AMD RDNA 4 Strategy Shift Cancels RX 9080 XT Flagship to Focus on Mid Range RX 9070 XT with GDDR6 Memory
There is conjecture floating around the GPU market that AMD is regrading its forthcoming RDNA 4 hardware series by trimming the A1 plans for a flagship gamer GPU. Based on an industry speculation posted on the Broken Silicon podcast Moores Law Is Dead, the semiconductor designer apparently may put a stop to the Radeon RX 9080 XT project. Reportedly, the shutdown is due to the astronomically expensive production costs of the next generation GDDR7 memory, which is soaring in the market owing to massive demand from the artificial intelligence industry.
Should the rumors hold any truth, AMD could be abandoning the entry level market completely by only focusing on mid range and upper mid range cards, the RX 9070 and the RX 9070 XT respectively. This aggressive retreat would ultimately leave the team with a defense against the newly revealed Nvidia RTX 50 Super series refresh. However, by only offering mid range parts, AMD can preserve the fierce performance to price ratio seen on the team last year.
The previous launch of the Radeon RX 9070 XT gave AMD a large head start against the competition. With 16 GB of VRAM in comparison to the Nvidia RTX 5070 Ti, it was priced at 700 to 750 dollars, whereas the competitor was found to cost 900 dollars on Amazon, a figure more than 25 % higher than the rival devices it was competing against. When it is overclocked to the maximum, the RX 9070 XT attained equality with the RTX 5080 cost wise despite costing only a fraction over fifty percent of what the latter did. This added from the value, leading AMD chief executive Lisa Su to declare that the graphics card had turned out to be the company's most successful Radeon, up to that point of time.
Designed to capitalize on this momentum, the proposals RX 9080 XT was based around applying this Navi 48 silicon chip.
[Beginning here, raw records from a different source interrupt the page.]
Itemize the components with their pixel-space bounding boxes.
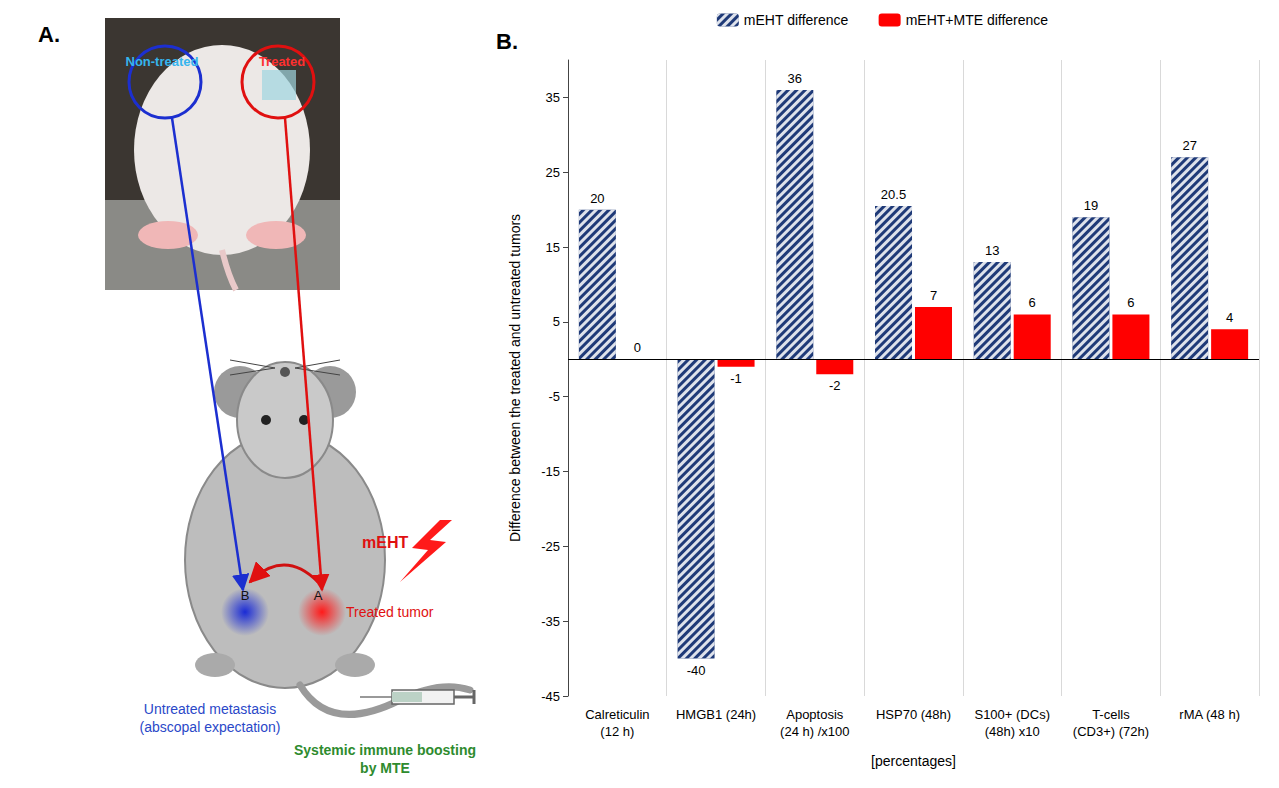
svg-text:Untreated metastasis(abscopal: Untreated metastasis(abscopal expectatio… (140, 701, 281, 735)
svg-text:B: B (241, 588, 250, 603)
svg-text:(CD3+) (72h): (CD3+) (72h) (1073, 724, 1149, 739)
svg-text:5: 5 (553, 314, 560, 329)
svg-text:7: 7 (930, 288, 937, 303)
svg-text:S100+ (DCs): S100+ (DCs) (974, 707, 1050, 722)
svg-text:mEHT+MTE difference: mEHT+MTE difference (906, 12, 1049, 28)
svg-text:[percentages]: [percentages] (871, 753, 956, 769)
svg-text:-40: -40 (687, 663, 706, 678)
svg-text:19: 19 (1084, 198, 1098, 213)
svg-text:-2: -2 (829, 378, 841, 393)
svg-text:Treated: Treated (259, 54, 305, 69)
svg-text:A.: A. (38, 22, 60, 47)
svg-text:-25: -25 (541, 539, 560, 554)
svg-text:A: A (314, 588, 323, 603)
svg-text:-35: -35 (541, 614, 560, 629)
svg-text:6: 6 (1029, 295, 1036, 310)
svg-text:Treated tumor: Treated tumor (346, 604, 434, 620)
svg-text:Systemic immune boostingby MTE: Systemic immune boostingby MTE (294, 742, 476, 776)
svg-text:0: 0 (634, 340, 641, 355)
svg-text:13: 13 (985, 243, 999, 258)
svg-text:-45: -45 (541, 689, 560, 704)
svg-text:HSP70 (48h): HSP70 (48h) (876, 707, 951, 722)
svg-text:rMA (48 h): rMA (48 h) (1179, 707, 1240, 722)
svg-text:6: 6 (1127, 295, 1134, 310)
svg-text:(48h) x10: (48h) x10 (985, 724, 1040, 739)
svg-text:(24 h) /x100: (24 h) /x100 (780, 724, 849, 739)
svg-text:27: 27 (1182, 138, 1196, 153)
svg-text:36: 36 (788, 71, 802, 86)
svg-text:Difference between the treated: Difference between the treated and untre… (507, 214, 523, 542)
svg-text:B.: B. (496, 29, 518, 54)
svg-text:-15: -15 (541, 464, 560, 479)
svg-text:15: 15 (546, 240, 560, 255)
svg-text:4: 4 (1226, 310, 1233, 325)
svg-text:mEHT difference: mEHT difference (744, 12, 849, 28)
svg-text:T-cells: T-cells (1092, 707, 1130, 722)
svg-text:-1: -1 (730, 371, 742, 386)
svg-text:25: 25 (546, 165, 560, 180)
svg-text:HMGB1 (24h): HMGB1 (24h) (676, 707, 756, 722)
svg-text:-5: -5 (548, 389, 560, 404)
svg-text:Apoptosis: Apoptosis (786, 707, 844, 722)
svg-text:Non-treated: Non-treated (126, 54, 199, 69)
svg-text:(12 h): (12 h) (600, 724, 634, 739)
svg-text:Calreticulin: Calreticulin (585, 707, 649, 722)
svg-text:20: 20 (590, 191, 604, 206)
svg-text:mEHT: mEHT (362, 534, 408, 551)
svg-text:20.5: 20.5 (881, 187, 906, 202)
svg-text:35: 35 (546, 90, 560, 105)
The flagship product was supposed to provide up to a 30% performance boost over the RX 9070 XT, surpassing the expected RTX 5080 Super. These early engineering specs, necessitated using the best available GDDR7 RAM options of 24 GB or 32 GB. Though, the current economic burden of GDDR7 prices AMD with price the GPU at a point where it is missing its usual hardware cost advantage against Nvidia.
By using mature GDDR6 memory AMD has weaved its existing range of RX 9000 series around the more volatile market for newer GDDR7 types. GDDR6 is still extremely cheap and according to industry sources is predicted to be ever cheaper, enabling AMD to command a massive price premium over Nvidia, whose entire RTX 50 series does use the costlier GDDR7 rather. To take advantage of the price differential AMD analysts are now calling for a supercharged refresh of the RX 9070 XT with additional capacity of equally high specs GDDR6 memory and faster clock speeds to hit the RTX 5080 without elevating production costs.
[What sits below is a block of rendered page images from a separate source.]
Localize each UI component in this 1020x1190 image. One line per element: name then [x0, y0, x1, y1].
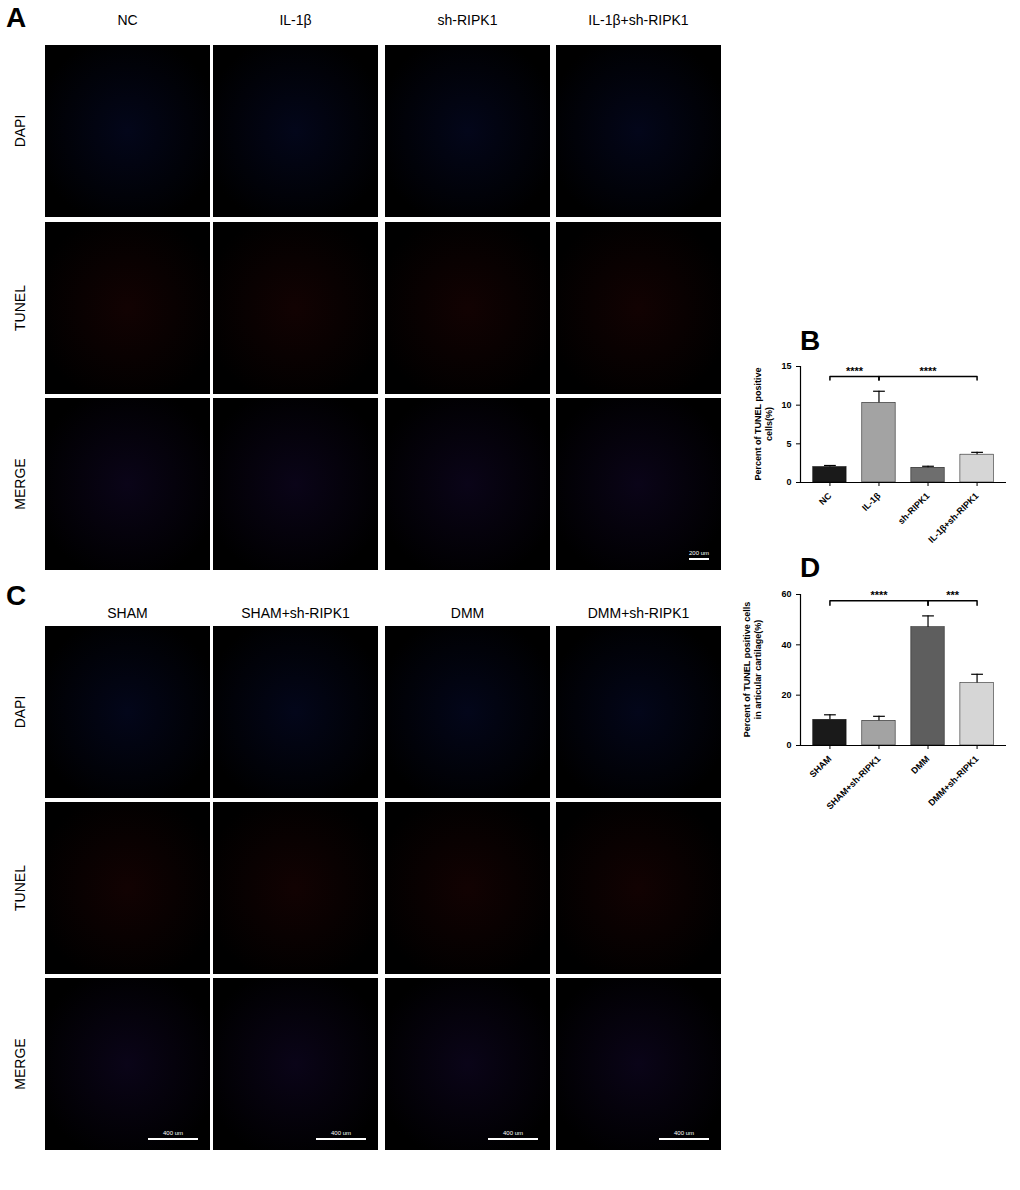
html-text:SHAM: SHAM: [107, 605, 148, 621]
html-text:Percent of TUNEL positive cell: Percent of TUNEL positive cells(%): [753, 367, 774, 481]
html-text:SHAM+sh-RIPK1: SHAM+sh-RIPK1: [241, 605, 350, 621]
svg-text:sh-RIPK1: sh-RIPK1: [896, 491, 931, 526]
html-text:NC: NC: [117, 12, 138, 28]
svg-text:DMM: DMM: [909, 754, 931, 776]
html-text:DAPI: DAPI: [12, 695, 28, 729]
svg-text:0: 0: [786, 740, 791, 750]
svg-text:10: 10: [781, 400, 791, 410]
svg-text:NC: NC: [817, 490, 834, 507]
svg-text:SHAM: SHAM: [808, 754, 834, 780]
svg-text:5: 5: [786, 439, 791, 449]
html-text:MERGE: MERGE: [12, 458, 28, 510]
svg-text:****: ****: [919, 365, 937, 377]
html-text:A: A: [6, 2, 27, 33]
svg-text:20: 20: [781, 690, 791, 700]
html-text:DAPI: DAPI: [12, 114, 28, 148]
html-text:C: C: [6, 580, 27, 611]
svg-text:****: ****: [870, 589, 888, 601]
svg-text:DMM+sh-RIPK1: DMM+sh-RIPK1: [926, 754, 980, 808]
svg-text:40: 40: [781, 640, 791, 650]
html-text:TUNEL: TUNEL: [12, 865, 28, 911]
html-text:D: D: [800, 552, 821, 583]
svg-text:IL-1β+sh-RIPK1: IL-1β+sh-RIPK1: [926, 491, 980, 545]
svg-text:60: 60: [781, 589, 791, 599]
svg-text:0: 0: [786, 477, 791, 487]
html-text:TUNEL: TUNEL: [12, 285, 28, 331]
svg-text:***: ***: [946, 589, 960, 601]
html-text:Percent of TUNEL positive cell: Percent of TUNEL positive cells in artic…: [742, 601, 763, 738]
html-text:MERGE: MERGE: [12, 1038, 28, 1090]
html-text:DMM+sh-RIPK1: DMM+sh-RIPK1: [587, 605, 690, 621]
html-text:DMM: DMM: [450, 605, 485, 621]
html-text:400 um: 400 um: [674, 1130, 694, 1136]
html-text:IL-1β: IL-1β: [279, 12, 312, 28]
svg-text:****: ****: [846, 365, 864, 377]
html-text:400 um: 400 um: [503, 1130, 523, 1136]
html-text:IL-1β+sh-RIPK1: IL-1β+sh-RIPK1: [588, 12, 689, 28]
svg-text:IL-1β: IL-1β: [860, 490, 883, 513]
html-text:200 um: 200 um: [689, 550, 709, 556]
html-text:sh-RIPK1: sh-RIPK1: [437, 12, 498, 28]
html-text:400 um: 400 um: [331, 1130, 351, 1136]
svg-text:15: 15: [781, 361, 791, 371]
svg-text:SHAM+sh-RIPK1: SHAM+sh-RIPK1: [825, 754, 883, 812]
html-text:B: B: [800, 325, 821, 356]
html-text:400 um: 400 um: [163, 1130, 183, 1136]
Nevertheless, this middle ground is present on the professional market with the Radeon AI PRO R9700. Its architecture RDNA 4 is identical to the computer with a local artificial intelligence development in mind and its clock speed is 2.9 GHz for a drawing power of 300W. To keep the pricing at a reasonable level when it gets a high capacity, the graphics card features 32 GB of GDDR 6 memory with a bus of 256 bit. Whether AMD sticks with GDDR 6 for its consumer gaming range, or postpones its high end desktop card until its RDNA 5 next generation architecture, so far unannounced at the time of writing this article, is still a question of the firm today.